The doctrine of the church, or the need for the church to play a role in how we arrive at truth about our faith, is one of eight doctrines that Hanegraaff listed as being essential to Christianity. “The church is the ground and pillar of truth,” he said.  “We’re never saved in isolation.”  

The splintered nature of the modern American church is actually what prompted Hanegraaff to become Eastern Orthodox. Seeing “winds and waves of doctrine sweeping through the church,” he said, is “what ultimately took me back to the ancient church.”

Like Yohannan, Hanegraaff stressed the importance of humility when pursuing both truth and unity in the church, and he shared a lesson from his own experience. At one point in time, Hanegraaff’s Christian Research Institute (CRI) took a public stance that another group called “The Recovery” was a cult. But after doing years of research on that group, CRI concluded that The Recovery was not in fact a cult. Even though CRI and The Recovery disagreed on significant issues pertaining to the Christian faith, Hanegraaff said he had no doubt that the members of The Recovery were “brothers in the Lord.”

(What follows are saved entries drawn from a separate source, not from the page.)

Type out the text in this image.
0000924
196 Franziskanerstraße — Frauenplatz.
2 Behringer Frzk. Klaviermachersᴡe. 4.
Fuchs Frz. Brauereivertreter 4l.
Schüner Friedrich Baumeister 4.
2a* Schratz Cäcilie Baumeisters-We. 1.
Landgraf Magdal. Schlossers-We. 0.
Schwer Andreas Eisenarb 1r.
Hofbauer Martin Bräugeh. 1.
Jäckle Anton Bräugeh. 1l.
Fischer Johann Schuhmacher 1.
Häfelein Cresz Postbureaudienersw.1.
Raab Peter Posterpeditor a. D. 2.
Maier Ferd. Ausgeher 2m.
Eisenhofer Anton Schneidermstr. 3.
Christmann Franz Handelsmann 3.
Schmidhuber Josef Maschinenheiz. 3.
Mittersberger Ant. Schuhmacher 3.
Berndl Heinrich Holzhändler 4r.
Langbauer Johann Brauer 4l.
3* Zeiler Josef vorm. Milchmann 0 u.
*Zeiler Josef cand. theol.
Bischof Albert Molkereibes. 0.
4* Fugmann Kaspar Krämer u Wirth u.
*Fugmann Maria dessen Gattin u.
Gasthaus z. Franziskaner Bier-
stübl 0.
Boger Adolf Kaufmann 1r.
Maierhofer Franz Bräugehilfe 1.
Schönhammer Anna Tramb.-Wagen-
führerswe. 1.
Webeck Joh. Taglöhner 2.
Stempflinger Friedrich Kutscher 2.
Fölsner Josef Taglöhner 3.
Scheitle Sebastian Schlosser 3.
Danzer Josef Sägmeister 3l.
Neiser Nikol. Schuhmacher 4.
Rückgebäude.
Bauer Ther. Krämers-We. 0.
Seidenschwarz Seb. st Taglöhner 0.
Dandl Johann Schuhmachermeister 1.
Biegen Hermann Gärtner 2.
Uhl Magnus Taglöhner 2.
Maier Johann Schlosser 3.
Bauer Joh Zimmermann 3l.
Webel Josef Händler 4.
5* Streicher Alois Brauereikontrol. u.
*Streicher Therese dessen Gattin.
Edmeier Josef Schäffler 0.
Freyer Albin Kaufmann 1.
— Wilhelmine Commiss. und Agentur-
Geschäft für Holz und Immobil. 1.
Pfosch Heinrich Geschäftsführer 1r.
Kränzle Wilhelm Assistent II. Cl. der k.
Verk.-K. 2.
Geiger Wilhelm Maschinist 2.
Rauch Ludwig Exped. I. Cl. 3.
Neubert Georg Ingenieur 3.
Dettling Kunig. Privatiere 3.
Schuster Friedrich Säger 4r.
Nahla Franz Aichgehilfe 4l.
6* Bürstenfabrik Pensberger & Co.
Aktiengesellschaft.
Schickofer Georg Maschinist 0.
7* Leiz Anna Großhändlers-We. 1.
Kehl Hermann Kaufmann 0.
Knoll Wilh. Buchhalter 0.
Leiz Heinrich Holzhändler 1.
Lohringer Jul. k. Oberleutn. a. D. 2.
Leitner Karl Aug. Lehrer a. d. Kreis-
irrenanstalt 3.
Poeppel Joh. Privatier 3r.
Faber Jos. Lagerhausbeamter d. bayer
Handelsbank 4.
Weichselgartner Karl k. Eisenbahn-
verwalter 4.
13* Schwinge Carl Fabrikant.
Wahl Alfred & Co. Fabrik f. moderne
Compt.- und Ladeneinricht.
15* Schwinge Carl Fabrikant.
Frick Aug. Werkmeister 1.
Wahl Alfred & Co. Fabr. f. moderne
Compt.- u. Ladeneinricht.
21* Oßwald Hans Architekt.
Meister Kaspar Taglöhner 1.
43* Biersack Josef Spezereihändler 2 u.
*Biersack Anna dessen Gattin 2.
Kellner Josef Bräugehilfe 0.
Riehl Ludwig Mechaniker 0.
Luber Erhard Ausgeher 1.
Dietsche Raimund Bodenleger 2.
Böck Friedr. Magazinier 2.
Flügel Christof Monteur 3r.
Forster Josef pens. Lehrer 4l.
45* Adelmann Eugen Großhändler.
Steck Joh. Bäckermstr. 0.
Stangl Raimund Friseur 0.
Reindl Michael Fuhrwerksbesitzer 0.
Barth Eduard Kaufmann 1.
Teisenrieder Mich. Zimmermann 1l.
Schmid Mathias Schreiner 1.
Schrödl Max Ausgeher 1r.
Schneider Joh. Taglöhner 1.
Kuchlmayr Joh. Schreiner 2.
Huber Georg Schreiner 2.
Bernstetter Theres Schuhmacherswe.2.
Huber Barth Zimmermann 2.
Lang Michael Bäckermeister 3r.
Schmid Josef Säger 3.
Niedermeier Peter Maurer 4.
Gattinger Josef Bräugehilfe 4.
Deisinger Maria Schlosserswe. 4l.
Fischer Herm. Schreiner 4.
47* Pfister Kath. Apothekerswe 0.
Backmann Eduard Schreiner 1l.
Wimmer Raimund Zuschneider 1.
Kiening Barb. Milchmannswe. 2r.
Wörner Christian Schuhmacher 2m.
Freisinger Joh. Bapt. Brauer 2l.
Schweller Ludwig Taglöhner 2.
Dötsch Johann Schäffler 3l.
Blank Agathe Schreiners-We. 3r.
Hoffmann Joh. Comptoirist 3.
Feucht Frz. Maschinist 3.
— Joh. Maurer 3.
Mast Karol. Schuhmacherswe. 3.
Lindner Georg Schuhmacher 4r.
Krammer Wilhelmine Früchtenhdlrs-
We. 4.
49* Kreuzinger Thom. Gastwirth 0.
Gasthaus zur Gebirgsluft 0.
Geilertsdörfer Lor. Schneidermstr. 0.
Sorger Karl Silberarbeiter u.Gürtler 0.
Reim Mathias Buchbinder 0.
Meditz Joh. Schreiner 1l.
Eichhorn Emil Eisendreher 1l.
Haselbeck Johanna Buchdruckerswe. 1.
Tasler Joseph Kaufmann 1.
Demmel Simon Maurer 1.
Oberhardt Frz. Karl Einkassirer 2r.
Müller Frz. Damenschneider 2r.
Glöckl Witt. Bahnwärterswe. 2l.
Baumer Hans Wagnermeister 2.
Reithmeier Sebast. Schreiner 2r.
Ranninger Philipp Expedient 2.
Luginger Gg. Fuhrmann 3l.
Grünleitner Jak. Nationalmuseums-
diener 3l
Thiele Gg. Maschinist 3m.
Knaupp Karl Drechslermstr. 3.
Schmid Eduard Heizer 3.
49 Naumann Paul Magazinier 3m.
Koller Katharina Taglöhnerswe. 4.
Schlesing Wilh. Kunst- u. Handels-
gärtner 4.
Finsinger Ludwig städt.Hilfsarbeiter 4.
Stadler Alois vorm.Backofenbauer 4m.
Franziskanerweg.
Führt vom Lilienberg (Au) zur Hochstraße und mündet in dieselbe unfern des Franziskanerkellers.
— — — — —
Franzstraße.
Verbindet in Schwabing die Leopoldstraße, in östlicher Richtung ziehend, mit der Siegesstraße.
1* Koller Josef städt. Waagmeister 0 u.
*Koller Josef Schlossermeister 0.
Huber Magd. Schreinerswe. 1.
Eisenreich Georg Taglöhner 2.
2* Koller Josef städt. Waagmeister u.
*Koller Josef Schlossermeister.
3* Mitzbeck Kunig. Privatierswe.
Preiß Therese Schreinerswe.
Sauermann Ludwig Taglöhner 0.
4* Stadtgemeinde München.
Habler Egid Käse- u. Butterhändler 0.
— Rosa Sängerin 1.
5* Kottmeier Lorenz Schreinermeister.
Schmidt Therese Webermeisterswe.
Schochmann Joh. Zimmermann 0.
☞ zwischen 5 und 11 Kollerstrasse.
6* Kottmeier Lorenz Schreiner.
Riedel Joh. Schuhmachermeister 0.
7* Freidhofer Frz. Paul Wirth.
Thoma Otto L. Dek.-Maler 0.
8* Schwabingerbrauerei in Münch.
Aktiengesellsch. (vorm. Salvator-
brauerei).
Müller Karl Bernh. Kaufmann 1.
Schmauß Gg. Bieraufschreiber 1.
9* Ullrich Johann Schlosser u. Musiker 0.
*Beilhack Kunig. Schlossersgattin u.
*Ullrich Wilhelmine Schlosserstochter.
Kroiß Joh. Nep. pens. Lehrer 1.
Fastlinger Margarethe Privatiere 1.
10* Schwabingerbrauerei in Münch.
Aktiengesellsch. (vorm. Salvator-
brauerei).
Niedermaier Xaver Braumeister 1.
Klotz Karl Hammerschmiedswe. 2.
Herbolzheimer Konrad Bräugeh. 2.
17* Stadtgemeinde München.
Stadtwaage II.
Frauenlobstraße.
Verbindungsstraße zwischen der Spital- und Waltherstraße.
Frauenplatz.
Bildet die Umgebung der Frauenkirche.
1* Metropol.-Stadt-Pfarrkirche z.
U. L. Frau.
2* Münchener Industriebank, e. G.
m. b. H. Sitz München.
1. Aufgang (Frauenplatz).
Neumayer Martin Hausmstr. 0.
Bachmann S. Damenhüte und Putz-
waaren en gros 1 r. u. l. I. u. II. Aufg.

So CRI publicly admitted it had been wrong. It was crucial that Hanegraaff and CRI had been willing to listen and to learn, even from people they were convinced were wrong. That posture not only led to a deeper unity between two groups of believers from different traditions but also expanded Hanegraaff’s own understanding of his faith. 

“It was people in that move of the Spirit that I saw in far-flung places around the world that gave me a hunger for life,” said Hanegraaff. “I knew about the Lord, and I knew doctrinal truth, but I did not experience the life that some of these people who may have had less intellectual or spiritual or theological acumen than I had. But they had a living, vibrant relationship with the Lord which I pined after, and that opened the floodgates for me.”

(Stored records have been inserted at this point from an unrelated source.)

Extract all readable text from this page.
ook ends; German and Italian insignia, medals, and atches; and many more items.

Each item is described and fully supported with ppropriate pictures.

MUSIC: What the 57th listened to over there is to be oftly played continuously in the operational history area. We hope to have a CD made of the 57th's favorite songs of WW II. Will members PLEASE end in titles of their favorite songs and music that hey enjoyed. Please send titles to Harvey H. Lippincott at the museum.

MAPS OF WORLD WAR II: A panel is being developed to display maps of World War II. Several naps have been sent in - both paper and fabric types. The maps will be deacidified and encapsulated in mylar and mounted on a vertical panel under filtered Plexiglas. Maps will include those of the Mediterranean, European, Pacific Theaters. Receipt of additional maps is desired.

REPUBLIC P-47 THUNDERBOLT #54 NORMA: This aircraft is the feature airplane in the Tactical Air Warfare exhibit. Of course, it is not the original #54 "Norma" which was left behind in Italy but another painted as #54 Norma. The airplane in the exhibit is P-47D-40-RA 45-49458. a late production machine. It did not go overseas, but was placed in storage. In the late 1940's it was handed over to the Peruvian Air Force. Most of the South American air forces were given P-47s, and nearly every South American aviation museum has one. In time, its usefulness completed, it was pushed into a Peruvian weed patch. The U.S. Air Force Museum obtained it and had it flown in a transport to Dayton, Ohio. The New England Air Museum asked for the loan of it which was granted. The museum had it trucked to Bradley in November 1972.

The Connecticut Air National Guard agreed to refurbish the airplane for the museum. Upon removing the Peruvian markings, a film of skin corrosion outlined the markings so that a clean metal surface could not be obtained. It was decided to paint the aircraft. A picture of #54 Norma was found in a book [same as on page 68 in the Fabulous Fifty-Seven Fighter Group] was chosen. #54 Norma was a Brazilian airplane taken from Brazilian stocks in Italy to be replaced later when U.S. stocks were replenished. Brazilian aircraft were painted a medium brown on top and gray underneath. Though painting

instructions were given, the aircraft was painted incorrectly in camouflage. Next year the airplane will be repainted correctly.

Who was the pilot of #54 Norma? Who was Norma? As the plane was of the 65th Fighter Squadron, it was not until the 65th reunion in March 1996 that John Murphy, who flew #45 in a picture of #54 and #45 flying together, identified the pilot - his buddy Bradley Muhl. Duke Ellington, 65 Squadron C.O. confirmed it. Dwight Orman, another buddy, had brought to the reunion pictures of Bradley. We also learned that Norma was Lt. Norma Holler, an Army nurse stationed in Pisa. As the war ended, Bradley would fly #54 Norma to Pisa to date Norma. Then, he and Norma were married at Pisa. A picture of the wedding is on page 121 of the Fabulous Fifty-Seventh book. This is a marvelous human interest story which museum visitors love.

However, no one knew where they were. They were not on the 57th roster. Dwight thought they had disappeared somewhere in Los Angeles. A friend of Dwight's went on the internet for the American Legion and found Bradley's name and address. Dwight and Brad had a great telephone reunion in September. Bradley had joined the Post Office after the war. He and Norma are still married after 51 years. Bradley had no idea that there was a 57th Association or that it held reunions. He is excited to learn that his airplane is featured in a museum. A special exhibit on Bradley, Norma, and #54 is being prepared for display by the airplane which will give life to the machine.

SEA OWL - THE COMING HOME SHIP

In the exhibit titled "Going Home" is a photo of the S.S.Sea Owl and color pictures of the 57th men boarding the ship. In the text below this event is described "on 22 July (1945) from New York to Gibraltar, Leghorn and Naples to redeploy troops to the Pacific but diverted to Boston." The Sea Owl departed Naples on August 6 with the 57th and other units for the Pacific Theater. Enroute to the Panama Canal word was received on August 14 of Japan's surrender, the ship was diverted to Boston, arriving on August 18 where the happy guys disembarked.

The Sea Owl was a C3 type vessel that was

As their conversation drew to a close, Chan pointed out that even though the three men had had a productive discussion out of a true desire to see unity in the church, “the truth is, that even this discussion that we’ve had will be taken and will cause disunity.” Someone will pull a sound bite from their talk and use it to tell the world why the three of them are heretics. 

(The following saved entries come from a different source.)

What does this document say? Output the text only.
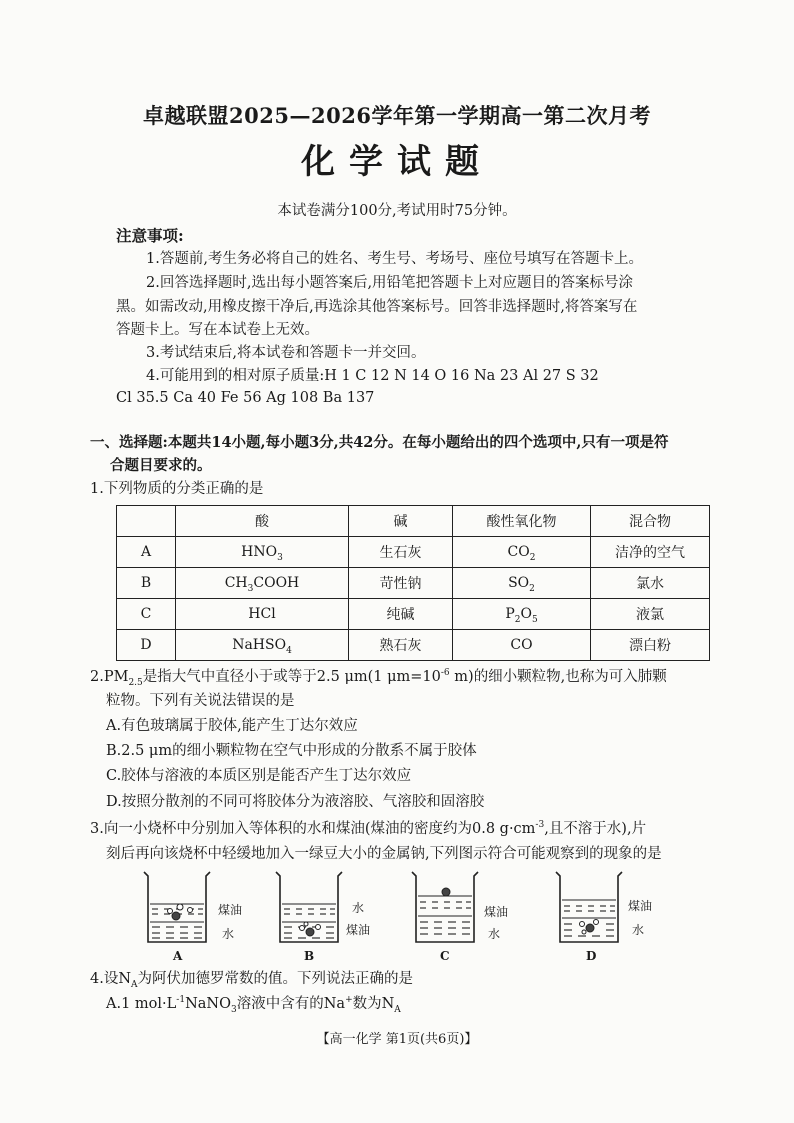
卓越联盟2025—2026学年第一学期高一第二次月考
化学试题
本试卷满分100分,考试用时75分钟。
注意事项:
1.答题前,考生务必将自己的姓名、考生号、考场号、座位号填写在答题卡上。
2.回答选择题时,选出每小题答案后,用铅笔把答题卡上对应题目的答案标号涂
黑。如需改动,用橡皮擦干净后,再选涂其他答案标号。回答非选择题时,将答案写在
答题卡上。写在本试卷上无效。
3.考试结束后,将本试卷和答题卡一并交回。
4.可能用到的相对原子质量:H 1 C 12 N 14 O 16 Na 23 Al 27 S 32
Cl 35.5 Ca 40 Fe 56 Ag 108 Ba 137
一、选择题:本题共14小题,每小题3分,共42分。在每小题给出的四个选项中,只有一项是符
合题目要求的。
1.下列物质的分类正确的是
	酸	碱	酸性氧化物	混合物
A	$HNO_3$	生石灰	$CO_2$	洁净的空气
B	$CH_3COOH$	苛性钠	$SO_2$	氯水
C	HCl	纯碱	$P_2O_5$	液氯
D	NaHSO$_4$	熟石灰	CO	漂白粉
$2.PM_{2.5}$是指大气中直径小于或等于2.5 μm(1 $\mu m=10^{-6}$ m)的细小颗粒物,也称为可入肺颗
粒物。下列有关说法错误的是
A.有色玻璃属于胶体,能产生丁达尔效应
B.2.5 μm的细小颗粒物在空气中形成的分散系不属于胶体
C.胶体与溶液的本质区别是能否产生丁达尔效应
D.按照分散剂的不同可将胶体分为液溶胶、气溶胶和固溶胶
3.向一小烧杯中分别加入等体积的水和煤油(煤油的密度约为0.8 $g\cdot cm^{-3}$,且不溶于水),片
刻后再向该烧杯中轻缓地加入一绿豆大小的金属钠,下列图示符合可能观察到的现象的是
煤油
水
A
水
煤油
B
煤油
水
C
煤油
水
D
4.设$N_A$为阿伏加德罗常数的值。下列说法正确的是
A.1 $mol\cdot L^{-1}NaNO_3$溶液中含有的Na+数为$N_A$
【高一化学 第1页(共6页)】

Again, Hanegraaff and Yohannan said that humility is the answer to this concern over people hindering unity the church. In Acts 20:17-20, Paul tells the Ephesian church elders, 

You know how I lived the whole time I was with you, from the first day I came into the province of Asia. I served the Lord with great humility and with tears and in the midst of severe testing by the plots of my Jewish opponents. You know that I have not hesitated to preach anything that would be helpful to you but have taught you publicly and from house to house.

The Apostle Paul dealt with opposition throughout his ministry, but he pursued humility as he defended the truth. “Dividers will always be among us,” said Hanegraaff. “What we’re looking for is people who are humble.” He said Chan set a good example of someone pursuing unity in the church and humility when Yohannan’s Gospel for Asia faced controversy over alleged fraud. Instead of jumping to conclusions, Chan did his own research and investigated what had happened.

Chan said that when he asked Hanegraaff and Yohannan how Christians can know what essential doctrine is, he thought they were going to point him toward a particular creed or book. Pointing him toward humility “wasn’t the answer I was expecting,” he said, “but it makes all the sense in the world to me.”